Refrenda, además, que para la administración Trump (y no nos engañemos, también en este último año y medio, aunque con distintas formas, para la administración Biden) los temas torales son migración, fentanilo y, sobre todo, China. El nuevo embajador estadunidense es alguien que no sólo tendrá un discurso duro, sino que, además, tendrá formas de corroborar, operar e influir desde ámbitos muy alejados de los diplomáticos.
La designación de Christopher Landau como subsecretario de Estado y la de Marco Rubio como titular de esa dependencia se acomodan perfectamente a la designación de Johnson como embajador en nuestro país. En Washington todavía somos percibidos como importantes socios comerciales, más allá de los discursos y declaraciones de Trump, pero también como un riesgo para su seguridad nacional. Eso implicará un tratamiento distinto, exigencias diferentes y compromisos mucho mayores de la administración Sheinbaum.
En estos temas y dinámicas lo único que resulta inútil es envolverse en la bandera: hay que responder con resultados, con interlocución y, sobre todo, con claridad política y programática. Todo será diferente.
SIN FISCAL EN LA CDMX
La designación del nuevo fiscal para la CDMX se tendrá que llevar hasta el año próximo. No hay acuerdo en el comité de evaluación para integrar la terna, de la que saldrá la nueva fiscal, en la que Bertha Alcalde es, evidentemente, la candidata del gobierno federal. Los cuatro integrantes del comité que se oponen, incluyendo una legisladora de Morena, argumentan que Bertha está impedida para ser la nueva fiscal por su relación con Luisa María Alcalde, que es la presidenta nacional de Morena. Pero, además, la madre de Bertha es Bertha Luján, fundadora de Morena, presidenta del consejo nacional, y su padre, Arturo Alcalde, un abogado laboral de los más cercanos a López Obrador. La familia es cercanísima a López Obrador. Pensar que Bertha será una fiscal autónoma con todos esos antecedentes familiares es poco realista.
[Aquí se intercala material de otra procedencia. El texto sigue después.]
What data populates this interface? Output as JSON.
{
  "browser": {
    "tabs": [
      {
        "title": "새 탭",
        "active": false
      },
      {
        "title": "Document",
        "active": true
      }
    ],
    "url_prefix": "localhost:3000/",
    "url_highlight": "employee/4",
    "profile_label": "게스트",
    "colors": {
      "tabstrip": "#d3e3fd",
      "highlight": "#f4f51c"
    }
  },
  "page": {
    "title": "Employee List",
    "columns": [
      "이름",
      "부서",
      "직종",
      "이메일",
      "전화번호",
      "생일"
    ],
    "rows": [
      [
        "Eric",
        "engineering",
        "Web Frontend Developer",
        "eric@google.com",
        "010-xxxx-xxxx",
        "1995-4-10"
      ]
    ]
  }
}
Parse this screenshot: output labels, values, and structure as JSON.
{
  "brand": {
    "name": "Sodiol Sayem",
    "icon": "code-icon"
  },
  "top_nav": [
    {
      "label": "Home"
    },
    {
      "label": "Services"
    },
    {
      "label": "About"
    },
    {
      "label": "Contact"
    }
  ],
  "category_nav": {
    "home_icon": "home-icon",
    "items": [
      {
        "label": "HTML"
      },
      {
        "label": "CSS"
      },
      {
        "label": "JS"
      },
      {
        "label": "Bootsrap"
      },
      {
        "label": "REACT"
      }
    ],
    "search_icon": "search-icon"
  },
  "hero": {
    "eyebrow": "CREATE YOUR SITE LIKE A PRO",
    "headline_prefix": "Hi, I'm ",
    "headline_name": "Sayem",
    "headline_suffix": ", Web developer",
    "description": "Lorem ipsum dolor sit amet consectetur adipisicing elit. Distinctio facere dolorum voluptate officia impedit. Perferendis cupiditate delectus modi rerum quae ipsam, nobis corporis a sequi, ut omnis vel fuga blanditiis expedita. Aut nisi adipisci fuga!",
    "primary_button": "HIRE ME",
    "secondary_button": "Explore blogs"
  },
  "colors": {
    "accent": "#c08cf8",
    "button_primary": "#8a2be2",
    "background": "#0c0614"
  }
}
No deja de resultar paradójico que un movimiento como Morena, que tanto insistió en sus orígenes en denunciar el nepotismo y las redes familiares de poder, hoy esté metido de lleno en ellas. Donde se vea, hay alguna red familiar ampliada que detenta cargos, posiciones, espacios que devienen en evidentes conflictos de interés.
Todo indica que Bertha Alcalde es de todas las confianzas del grupo en el poder y que es, además, una profesional, una abogada capaz, preparada, ¿no puede estar en una posición de gobierno, del gabinete, que no exija autonomía e independencia política y familiar como sí lo demanda la Fiscalía capitalina?